I have never in my life wanted so badly to flip to the back of a book and read the ending. I never do that, but I was majorly tempted here. Luckily, I listened to the audiobook, which prevented me from doing so. Otherwise, I might not have been so strong.
“Every great magic trick consists of three parts or acts. The first part is called “The Pledge”. The magician shows you something ordinary: a deck of cards, a bird or a man. He shows you this object. Perhaps he asks you to inspect it to see if it is indeed real, unaltered, normal. But of course… it probably isn’t. The second act is called “The Turn”. The magician takes the ordinary something and makes it do something extraordinary. Now you’re looking for the secret… but you won’t find it, because of course you’re not really looking. You don’t really want to know. You want to be fooled. But you wouldn’t clap yet. Because making something disappear isn’t enough; you have to bring it back. That’s why every magic trick has a third act, the hardest part, the part we call “The Prestige”.”

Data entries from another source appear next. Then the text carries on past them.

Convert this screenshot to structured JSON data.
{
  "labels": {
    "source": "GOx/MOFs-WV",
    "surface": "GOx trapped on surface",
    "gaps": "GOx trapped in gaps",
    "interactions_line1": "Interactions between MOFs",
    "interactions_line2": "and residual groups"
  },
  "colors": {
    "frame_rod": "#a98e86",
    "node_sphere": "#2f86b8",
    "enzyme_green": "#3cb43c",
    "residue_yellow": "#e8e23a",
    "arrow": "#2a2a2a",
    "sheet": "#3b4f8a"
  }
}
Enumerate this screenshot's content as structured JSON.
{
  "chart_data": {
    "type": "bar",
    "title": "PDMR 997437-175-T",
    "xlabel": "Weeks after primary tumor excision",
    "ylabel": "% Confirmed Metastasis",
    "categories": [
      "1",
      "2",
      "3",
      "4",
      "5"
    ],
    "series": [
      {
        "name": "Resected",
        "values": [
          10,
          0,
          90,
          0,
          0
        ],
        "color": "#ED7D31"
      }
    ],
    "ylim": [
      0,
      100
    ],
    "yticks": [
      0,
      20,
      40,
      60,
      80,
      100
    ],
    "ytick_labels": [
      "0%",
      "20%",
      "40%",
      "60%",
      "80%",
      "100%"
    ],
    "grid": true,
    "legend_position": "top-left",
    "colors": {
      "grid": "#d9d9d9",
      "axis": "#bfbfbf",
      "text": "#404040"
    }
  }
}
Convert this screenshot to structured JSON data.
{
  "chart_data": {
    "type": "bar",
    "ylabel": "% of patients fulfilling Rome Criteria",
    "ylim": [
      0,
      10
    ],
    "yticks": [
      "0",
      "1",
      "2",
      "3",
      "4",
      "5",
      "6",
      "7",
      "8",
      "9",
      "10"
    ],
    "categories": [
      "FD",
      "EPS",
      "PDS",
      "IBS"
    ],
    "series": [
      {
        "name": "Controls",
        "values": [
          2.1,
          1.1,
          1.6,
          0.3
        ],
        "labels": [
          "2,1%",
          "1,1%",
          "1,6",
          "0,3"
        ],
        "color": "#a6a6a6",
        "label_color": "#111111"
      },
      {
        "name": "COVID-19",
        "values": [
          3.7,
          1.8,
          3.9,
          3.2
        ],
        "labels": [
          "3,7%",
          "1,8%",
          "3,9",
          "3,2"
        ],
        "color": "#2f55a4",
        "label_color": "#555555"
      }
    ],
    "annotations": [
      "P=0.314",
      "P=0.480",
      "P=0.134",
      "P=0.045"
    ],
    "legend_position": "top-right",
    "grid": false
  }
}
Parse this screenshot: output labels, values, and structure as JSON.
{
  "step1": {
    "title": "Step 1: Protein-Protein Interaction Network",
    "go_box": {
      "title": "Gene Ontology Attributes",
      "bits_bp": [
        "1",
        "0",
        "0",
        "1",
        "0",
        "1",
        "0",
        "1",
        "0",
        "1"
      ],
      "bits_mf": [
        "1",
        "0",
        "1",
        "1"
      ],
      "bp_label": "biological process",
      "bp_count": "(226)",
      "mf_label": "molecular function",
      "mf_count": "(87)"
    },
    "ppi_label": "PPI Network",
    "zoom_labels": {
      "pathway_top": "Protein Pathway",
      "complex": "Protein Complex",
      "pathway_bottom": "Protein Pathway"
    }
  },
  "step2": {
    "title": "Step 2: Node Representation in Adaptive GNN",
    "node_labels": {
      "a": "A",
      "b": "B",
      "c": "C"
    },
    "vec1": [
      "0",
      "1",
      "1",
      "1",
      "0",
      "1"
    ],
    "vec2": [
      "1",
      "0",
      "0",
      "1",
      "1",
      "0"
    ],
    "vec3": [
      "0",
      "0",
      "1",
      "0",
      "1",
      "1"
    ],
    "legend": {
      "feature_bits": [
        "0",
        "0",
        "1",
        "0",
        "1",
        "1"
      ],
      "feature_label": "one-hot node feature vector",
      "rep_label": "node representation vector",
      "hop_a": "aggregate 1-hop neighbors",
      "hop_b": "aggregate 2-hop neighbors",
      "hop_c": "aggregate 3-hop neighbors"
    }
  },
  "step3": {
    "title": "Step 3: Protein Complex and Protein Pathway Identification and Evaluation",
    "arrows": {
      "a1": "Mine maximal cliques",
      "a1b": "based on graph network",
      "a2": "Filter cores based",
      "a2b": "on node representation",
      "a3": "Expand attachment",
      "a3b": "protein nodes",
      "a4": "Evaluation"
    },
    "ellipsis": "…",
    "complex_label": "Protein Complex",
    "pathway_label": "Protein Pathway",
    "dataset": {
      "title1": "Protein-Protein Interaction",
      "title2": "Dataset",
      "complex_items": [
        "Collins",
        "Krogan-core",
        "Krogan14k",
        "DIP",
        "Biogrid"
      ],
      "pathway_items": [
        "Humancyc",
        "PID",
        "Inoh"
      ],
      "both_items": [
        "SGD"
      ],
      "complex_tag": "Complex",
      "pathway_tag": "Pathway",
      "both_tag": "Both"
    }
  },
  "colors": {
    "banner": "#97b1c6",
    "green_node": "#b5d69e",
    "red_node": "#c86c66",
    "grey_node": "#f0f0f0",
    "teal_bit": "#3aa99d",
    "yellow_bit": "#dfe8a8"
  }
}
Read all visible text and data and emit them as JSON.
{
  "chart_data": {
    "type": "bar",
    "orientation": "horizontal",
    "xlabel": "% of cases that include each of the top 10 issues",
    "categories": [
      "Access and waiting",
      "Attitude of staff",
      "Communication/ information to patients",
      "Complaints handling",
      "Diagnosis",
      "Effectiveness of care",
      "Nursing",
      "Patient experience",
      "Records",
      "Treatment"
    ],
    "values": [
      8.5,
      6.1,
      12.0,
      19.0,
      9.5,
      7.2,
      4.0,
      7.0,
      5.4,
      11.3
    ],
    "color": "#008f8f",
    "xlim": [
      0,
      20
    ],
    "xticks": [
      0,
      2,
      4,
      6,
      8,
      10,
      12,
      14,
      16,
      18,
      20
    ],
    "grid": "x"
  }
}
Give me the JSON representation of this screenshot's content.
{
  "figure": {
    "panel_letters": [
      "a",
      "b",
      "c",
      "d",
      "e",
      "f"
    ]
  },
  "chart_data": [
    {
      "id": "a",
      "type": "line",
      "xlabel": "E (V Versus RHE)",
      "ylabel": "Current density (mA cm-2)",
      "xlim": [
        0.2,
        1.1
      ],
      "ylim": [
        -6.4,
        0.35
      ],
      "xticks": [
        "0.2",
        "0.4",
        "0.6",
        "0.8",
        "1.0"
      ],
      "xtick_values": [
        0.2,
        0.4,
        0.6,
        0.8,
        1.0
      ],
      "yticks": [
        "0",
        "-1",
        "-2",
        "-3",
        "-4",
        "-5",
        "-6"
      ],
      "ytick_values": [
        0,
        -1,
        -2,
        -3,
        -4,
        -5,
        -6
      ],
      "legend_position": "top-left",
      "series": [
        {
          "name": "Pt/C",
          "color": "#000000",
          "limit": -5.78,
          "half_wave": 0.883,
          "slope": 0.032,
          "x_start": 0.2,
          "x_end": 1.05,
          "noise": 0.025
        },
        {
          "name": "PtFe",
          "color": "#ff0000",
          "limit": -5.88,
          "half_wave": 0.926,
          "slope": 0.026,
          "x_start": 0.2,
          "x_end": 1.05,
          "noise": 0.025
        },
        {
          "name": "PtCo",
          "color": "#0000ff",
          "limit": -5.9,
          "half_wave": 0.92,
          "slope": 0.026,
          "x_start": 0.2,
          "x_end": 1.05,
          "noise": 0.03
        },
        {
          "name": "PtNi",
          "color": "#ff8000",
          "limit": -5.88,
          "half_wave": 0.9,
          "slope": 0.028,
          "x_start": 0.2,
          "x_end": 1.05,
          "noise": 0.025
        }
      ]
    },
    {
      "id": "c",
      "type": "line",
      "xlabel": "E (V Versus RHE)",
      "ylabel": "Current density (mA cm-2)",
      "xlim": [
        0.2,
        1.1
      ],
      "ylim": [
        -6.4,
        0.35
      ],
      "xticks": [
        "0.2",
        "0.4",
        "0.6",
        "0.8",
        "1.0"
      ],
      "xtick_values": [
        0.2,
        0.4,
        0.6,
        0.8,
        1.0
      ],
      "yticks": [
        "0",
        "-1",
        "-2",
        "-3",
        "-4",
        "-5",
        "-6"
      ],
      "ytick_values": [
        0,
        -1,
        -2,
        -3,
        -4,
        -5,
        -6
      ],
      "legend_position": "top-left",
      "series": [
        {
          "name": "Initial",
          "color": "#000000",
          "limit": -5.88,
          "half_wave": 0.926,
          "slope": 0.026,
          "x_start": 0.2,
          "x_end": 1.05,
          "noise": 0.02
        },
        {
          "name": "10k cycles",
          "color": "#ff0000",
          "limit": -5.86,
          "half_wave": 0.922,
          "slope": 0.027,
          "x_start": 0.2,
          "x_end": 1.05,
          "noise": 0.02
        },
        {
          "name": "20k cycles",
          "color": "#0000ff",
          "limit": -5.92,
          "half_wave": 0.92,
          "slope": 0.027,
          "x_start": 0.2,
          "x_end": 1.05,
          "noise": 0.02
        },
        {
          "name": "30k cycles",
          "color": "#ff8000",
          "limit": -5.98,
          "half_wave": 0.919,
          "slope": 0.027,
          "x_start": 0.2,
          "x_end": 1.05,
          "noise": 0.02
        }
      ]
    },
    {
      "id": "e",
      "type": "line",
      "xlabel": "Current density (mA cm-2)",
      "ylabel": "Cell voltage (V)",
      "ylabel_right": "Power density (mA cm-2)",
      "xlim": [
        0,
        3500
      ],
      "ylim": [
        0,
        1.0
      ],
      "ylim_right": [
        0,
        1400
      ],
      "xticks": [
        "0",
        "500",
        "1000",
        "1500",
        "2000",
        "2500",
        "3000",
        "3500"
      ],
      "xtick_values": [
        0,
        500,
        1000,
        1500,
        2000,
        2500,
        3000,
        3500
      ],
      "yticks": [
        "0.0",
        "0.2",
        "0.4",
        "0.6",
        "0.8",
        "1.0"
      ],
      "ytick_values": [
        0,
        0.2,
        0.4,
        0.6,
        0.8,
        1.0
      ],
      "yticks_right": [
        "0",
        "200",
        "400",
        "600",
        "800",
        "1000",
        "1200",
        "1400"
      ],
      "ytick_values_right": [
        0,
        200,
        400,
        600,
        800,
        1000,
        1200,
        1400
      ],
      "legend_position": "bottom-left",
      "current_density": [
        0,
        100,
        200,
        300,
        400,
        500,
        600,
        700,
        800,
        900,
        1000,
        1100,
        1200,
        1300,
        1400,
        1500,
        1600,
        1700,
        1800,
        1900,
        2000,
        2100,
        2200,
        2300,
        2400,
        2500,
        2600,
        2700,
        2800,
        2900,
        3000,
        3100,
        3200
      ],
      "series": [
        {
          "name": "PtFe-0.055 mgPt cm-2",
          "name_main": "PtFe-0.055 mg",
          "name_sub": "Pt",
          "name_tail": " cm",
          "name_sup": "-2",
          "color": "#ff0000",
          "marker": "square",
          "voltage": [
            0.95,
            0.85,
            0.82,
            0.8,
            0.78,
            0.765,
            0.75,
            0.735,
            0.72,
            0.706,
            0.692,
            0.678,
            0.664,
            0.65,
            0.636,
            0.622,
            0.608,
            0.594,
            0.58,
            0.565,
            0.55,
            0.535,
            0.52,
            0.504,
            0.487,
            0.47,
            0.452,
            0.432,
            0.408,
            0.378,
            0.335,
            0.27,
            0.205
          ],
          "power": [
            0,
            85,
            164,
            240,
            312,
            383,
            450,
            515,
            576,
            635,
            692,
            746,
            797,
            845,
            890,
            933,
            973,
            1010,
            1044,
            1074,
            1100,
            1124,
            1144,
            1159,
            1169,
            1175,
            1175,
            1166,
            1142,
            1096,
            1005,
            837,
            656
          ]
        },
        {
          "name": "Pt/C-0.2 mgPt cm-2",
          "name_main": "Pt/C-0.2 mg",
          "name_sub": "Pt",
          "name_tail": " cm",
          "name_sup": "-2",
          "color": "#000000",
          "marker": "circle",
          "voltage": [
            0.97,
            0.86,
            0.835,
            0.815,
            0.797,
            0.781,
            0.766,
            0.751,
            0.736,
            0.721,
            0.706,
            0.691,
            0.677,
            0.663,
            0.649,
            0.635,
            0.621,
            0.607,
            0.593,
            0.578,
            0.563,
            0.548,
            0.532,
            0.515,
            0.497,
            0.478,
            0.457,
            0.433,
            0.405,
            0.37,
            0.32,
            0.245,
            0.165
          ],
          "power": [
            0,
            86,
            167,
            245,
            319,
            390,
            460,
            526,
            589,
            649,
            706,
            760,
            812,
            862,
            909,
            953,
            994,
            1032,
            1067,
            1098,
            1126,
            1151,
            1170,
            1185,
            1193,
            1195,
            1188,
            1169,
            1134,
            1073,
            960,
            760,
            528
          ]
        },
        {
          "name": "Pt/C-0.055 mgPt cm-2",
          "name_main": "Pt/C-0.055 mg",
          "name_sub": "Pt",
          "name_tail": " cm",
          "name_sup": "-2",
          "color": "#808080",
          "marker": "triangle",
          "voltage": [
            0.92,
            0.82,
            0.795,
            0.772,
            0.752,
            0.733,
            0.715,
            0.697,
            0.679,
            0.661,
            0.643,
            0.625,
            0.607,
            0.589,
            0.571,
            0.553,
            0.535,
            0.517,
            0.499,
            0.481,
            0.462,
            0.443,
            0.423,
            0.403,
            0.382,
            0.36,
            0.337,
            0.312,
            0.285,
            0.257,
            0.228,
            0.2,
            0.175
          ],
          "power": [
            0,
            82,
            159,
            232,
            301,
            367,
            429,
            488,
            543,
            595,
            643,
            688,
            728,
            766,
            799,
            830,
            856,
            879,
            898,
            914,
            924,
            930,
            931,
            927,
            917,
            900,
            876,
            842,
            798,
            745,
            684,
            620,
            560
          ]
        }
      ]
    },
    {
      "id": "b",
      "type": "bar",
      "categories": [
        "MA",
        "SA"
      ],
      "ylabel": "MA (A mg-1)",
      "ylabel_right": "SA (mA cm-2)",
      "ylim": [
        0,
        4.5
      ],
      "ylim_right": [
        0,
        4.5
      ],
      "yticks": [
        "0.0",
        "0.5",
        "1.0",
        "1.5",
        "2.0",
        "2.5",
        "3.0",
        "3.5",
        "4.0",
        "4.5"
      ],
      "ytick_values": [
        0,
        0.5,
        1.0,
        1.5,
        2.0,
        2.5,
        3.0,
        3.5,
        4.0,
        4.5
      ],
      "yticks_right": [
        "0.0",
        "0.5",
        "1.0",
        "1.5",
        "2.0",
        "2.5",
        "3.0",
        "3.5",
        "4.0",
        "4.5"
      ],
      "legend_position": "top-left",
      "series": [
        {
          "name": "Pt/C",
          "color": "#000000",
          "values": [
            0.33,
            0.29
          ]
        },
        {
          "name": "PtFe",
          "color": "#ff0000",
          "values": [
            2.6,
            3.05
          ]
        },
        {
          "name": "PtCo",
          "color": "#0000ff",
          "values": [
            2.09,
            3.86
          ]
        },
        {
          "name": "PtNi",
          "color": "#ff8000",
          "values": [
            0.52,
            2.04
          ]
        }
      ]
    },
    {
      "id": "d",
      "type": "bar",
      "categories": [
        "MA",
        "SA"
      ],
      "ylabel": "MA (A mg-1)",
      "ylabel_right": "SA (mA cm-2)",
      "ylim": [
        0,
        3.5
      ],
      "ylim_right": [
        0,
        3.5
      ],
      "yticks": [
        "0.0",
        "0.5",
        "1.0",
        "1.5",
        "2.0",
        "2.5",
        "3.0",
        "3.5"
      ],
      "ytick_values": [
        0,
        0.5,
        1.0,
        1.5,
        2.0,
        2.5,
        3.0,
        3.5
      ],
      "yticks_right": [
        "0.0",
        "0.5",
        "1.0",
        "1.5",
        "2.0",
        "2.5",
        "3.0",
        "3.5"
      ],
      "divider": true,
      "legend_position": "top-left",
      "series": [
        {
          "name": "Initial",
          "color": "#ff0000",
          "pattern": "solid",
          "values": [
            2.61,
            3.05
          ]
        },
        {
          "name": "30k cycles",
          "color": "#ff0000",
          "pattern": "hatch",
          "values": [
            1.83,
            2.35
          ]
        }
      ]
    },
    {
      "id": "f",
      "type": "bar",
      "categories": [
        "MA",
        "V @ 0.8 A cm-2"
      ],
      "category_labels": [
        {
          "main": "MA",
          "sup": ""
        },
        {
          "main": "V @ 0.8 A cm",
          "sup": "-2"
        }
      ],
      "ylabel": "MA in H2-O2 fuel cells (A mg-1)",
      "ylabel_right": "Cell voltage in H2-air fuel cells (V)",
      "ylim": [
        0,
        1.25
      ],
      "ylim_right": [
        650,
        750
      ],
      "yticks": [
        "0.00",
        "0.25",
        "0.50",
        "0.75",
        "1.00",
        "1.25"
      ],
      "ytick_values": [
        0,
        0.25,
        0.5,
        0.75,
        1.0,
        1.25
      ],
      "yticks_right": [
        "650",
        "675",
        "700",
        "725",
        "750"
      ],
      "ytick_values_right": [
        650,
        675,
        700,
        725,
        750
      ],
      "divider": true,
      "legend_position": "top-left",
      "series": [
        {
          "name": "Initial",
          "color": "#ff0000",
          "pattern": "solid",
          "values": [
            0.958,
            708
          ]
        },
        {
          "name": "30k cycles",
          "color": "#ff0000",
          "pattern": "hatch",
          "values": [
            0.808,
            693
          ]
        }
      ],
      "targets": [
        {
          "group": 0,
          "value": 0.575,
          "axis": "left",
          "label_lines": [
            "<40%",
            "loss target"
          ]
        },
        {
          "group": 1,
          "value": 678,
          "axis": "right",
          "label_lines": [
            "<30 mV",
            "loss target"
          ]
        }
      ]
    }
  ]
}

Framed by two modern-day characters discussing the story, The Prestige focuses on two feuding magicians around the beginning of the 19th century in London. Alfred Bordon has become famous for a trick in which he transports himself instantly from one location to another. Furious with jealousy (and spurned on by previous fights with Bordon), Rupert Angier vows to find out how Bordon performs the trick.
The audience discovers pretty early what the secret is, but you also quickly find out that you really can’t trust anything written by either magician. The first part of the story comes from a book Bordon wrote, which he never intended to publish, but he still crafts things in a way to only reveal what he wants to reveal. Very much like a stage show. Angier’s story comes from his journal, which he self-edits and abandons at times, making it untrustworthy as well.
A very compelling story, for sure, and I loved the world the characters inhabited. Stage shows, rivaling magicians, seances, sabotage; it’s incredible. Hell, even Nikola Tesla makes an appearance. How can you go wrong with that?